The journey from one town to another through the endless desert of northern La Guajira that stretches into the horizon is the driving force that drives Alma del desierto forward. “There are many people from the LGBTQ+ community in the Wayuu nation, but I only know Georgina among the trans people. However, the community is somewhat sexist, the women in the community know this: there is machismo. And men can have all the women they can support,” says Taboada-Tapia. However, she insists that it is not a problem exclusive to the Wayuu, or even to Colombia, but that it affects all of Latin America. “The speeches of multimillionaires and new rulers who are determined to attack the trans community help to build transphobia. I do not understand this populist wave campaigning against the rights of these people,” she laments.

Georgina Epiayú in the desert of La Guajira in 2022.Rafael González

Inclusion is not, however, the biggest problem for the Wayuu nation, chosen by current President Gustavo Petro to be the symbol of his relationship with grassroots organizations. 81% of people in the community have at least one unmet basic need and only 22% have electricity, according to a 2021 report by the National Administrative Department of Statistics of Colombia. The scarcity of drinking water, child malnutrition, lack of governance and pollution are the main causes.
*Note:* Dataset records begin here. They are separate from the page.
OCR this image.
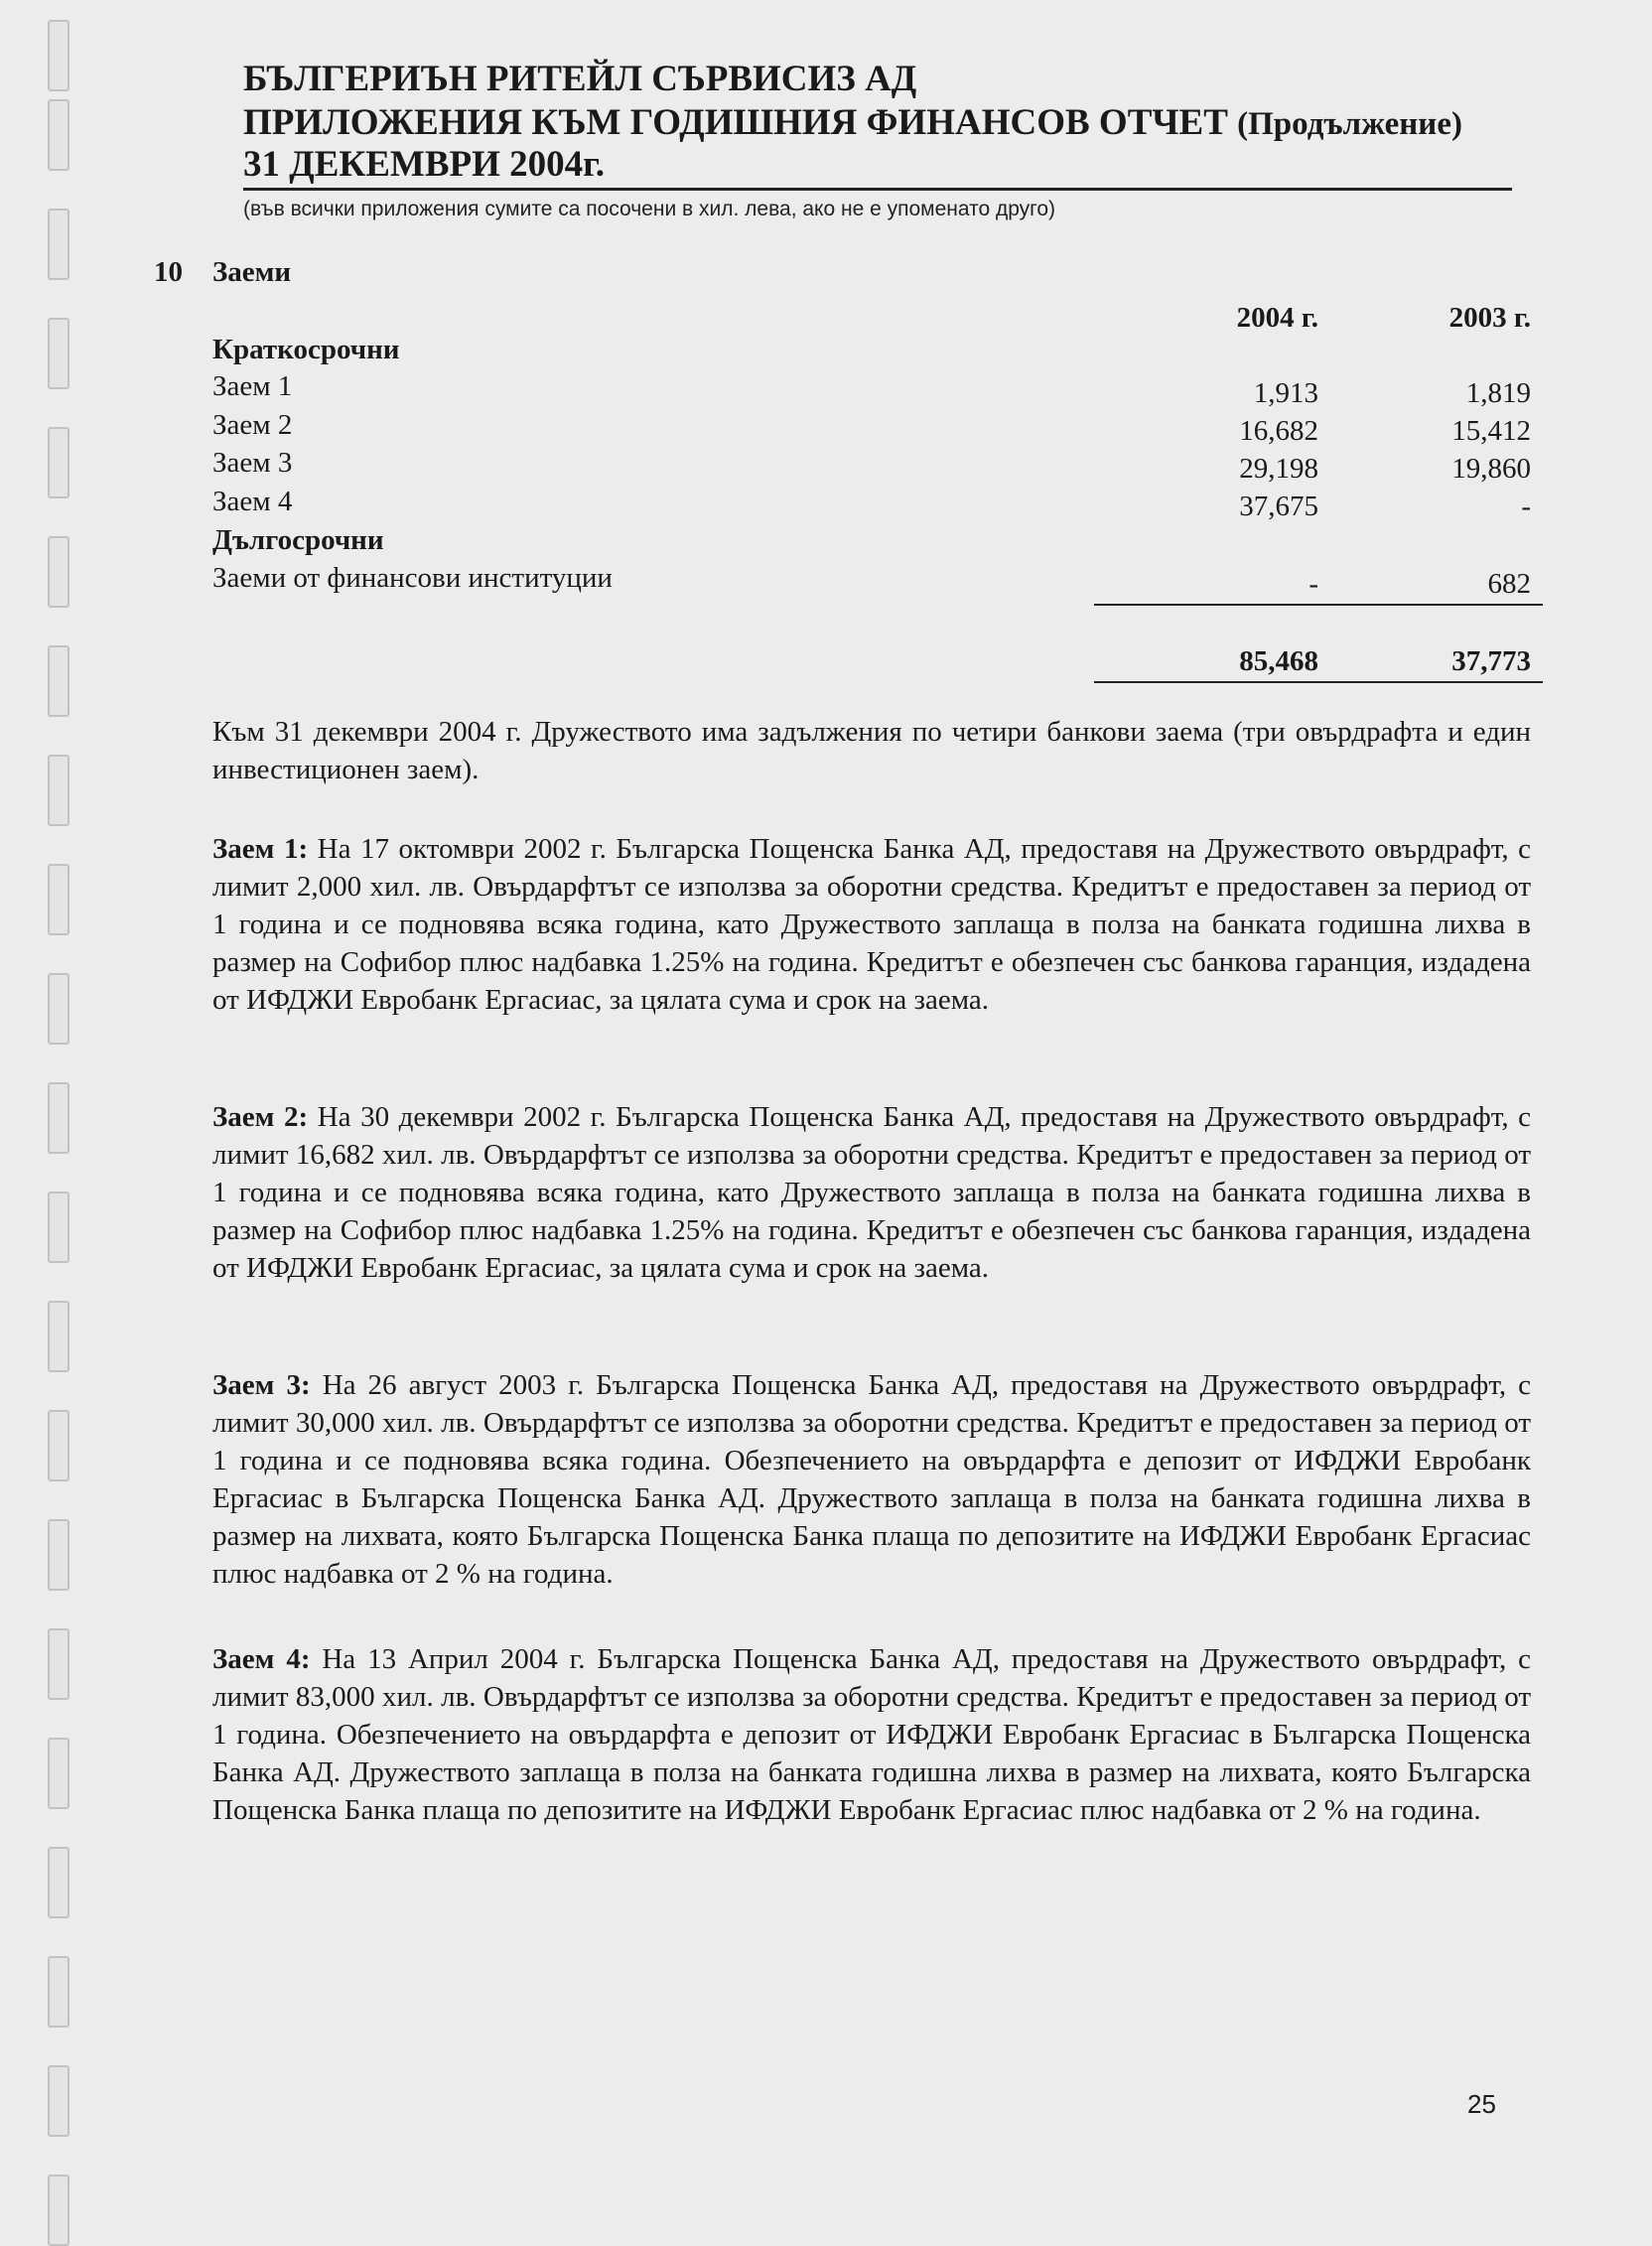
БЪЛГЕРИЪН РИТЕЙЛ СЪРВИСИЗ АД
ПРИЛОЖЕНИЯ КЪМ ГОДИШНИЯ ФИНАНСОВ ОТЧЕТ (Продължение)
31 ДЕКЕМВРИ 2004г.
(във всички приложения сумите са посочени в хил. лева, ако не е упоменато друго)
10 Заеми
2004 г.	2003 г.
Краткосрочни
Заем 1	1,913	1,819
Заем 2	16,682	15,412
Заем 3	29,198	19,860
Заем 4	37,675	-
Дългосрочни
Заеми от финансови институции	-	682
85,468	37,773

Към 31 декември 2004 г. Дружеството има задължения по четири банкови заема (три овърдрафта и един инвестиционен заем).

Заем 1: На 17 октомври 2002 г. Българска Пощенска Банка АД, предоставя на Дружеството овърдрафт, с лимит 2,000 хил. лв. Овърдарфтът се използва за оборотни средства. Кредитът е предоставен за период от 1 година и се подновява всяка година, като Дружеството заплаща в полза на банката годишна лихва в размер на Софибор плюс надбавка 1.25% на година. Кредитът е обезпечен със банкова гаранция, издадена от ИФДЖИ Евробанк Ергасиас, за цялата сума и срок на заема.

Заем 2: На 30 декември 2002 г. Българска Пощенска Банка АД, предоставя на Дружеството овърдрафт, с лимит 16,682 хил. лв. Овърдарфтът се използва за оборотни средства. Кредитът е предоставен за период от 1 година и се подновява всяка година, като Дружеството заплаща в полза на банката годишна лихва в размер на Софибор плюс надбавка 1.25% на година. Кредитът е обезпечен със банкова гаранция, издадена от ИФДЖИ Евробанк Ергасиас, за цялата сума и срок на заема.

Заем 3: На 26 август 2003 г. Българска Пощенска Банка АД, предоставя на Дружеството овърдрафт, с лимит 30,000 хил. лв. Овърдарфтът се използва за оборотни средства. Кредитът е предоставен за период от 1 година и се подновява всяка година. Обезпечението на овърдарфта е депозит от ИФДЖИ Евробанк Ергасиас в Българска Пощенска Банка АД. Дружеството заплаща в полза на банката годишна лихва в размер на лихвата, която Българска Пощенска Банка плаща по депозитите на ИФДЖИ Евробанк Ергасиас плюс надбавка от 2 % на година.

Заем 4: На 13 Април 2004 г. Българска Пощенска Банка АД, предоставя на Дружеството овърдрафт, с лимит 83,000 хил. лв. Овърдарфтът се използва за оборотни средства. Кредитът е предоставен за период от 1 година. Обезпечението на овърдарфта е депозит от ИФДЖИ Евробанк Ергасиас в Българска Пощенска Банка АД. Дружеството заплаща в полза на банката годишна лихва в размер на лихвата, която Българска Пощенска Банка плаща по депозитите на ИФДЖИ Евробанк Ергасиас плюс надбавка от 2 % на година.

25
Regarding the latter, the Ranchería River that flows into the Caribbean appears in Alma del desierto, contaminated by rampant coal mining in the area. “They are benefiting at our expense because they are in our territory,” says one of the neighbors in the film.

Epiayú feels that her community and herself are represented by the images she sees in the documentary. She says that it makes her “nostalgic to see her life reflected.” After obtaining her identity card as a woman, her next goal is to find enough courage to leave her animals on the ranch so she can be present at the screenings in the capital where her story will be told.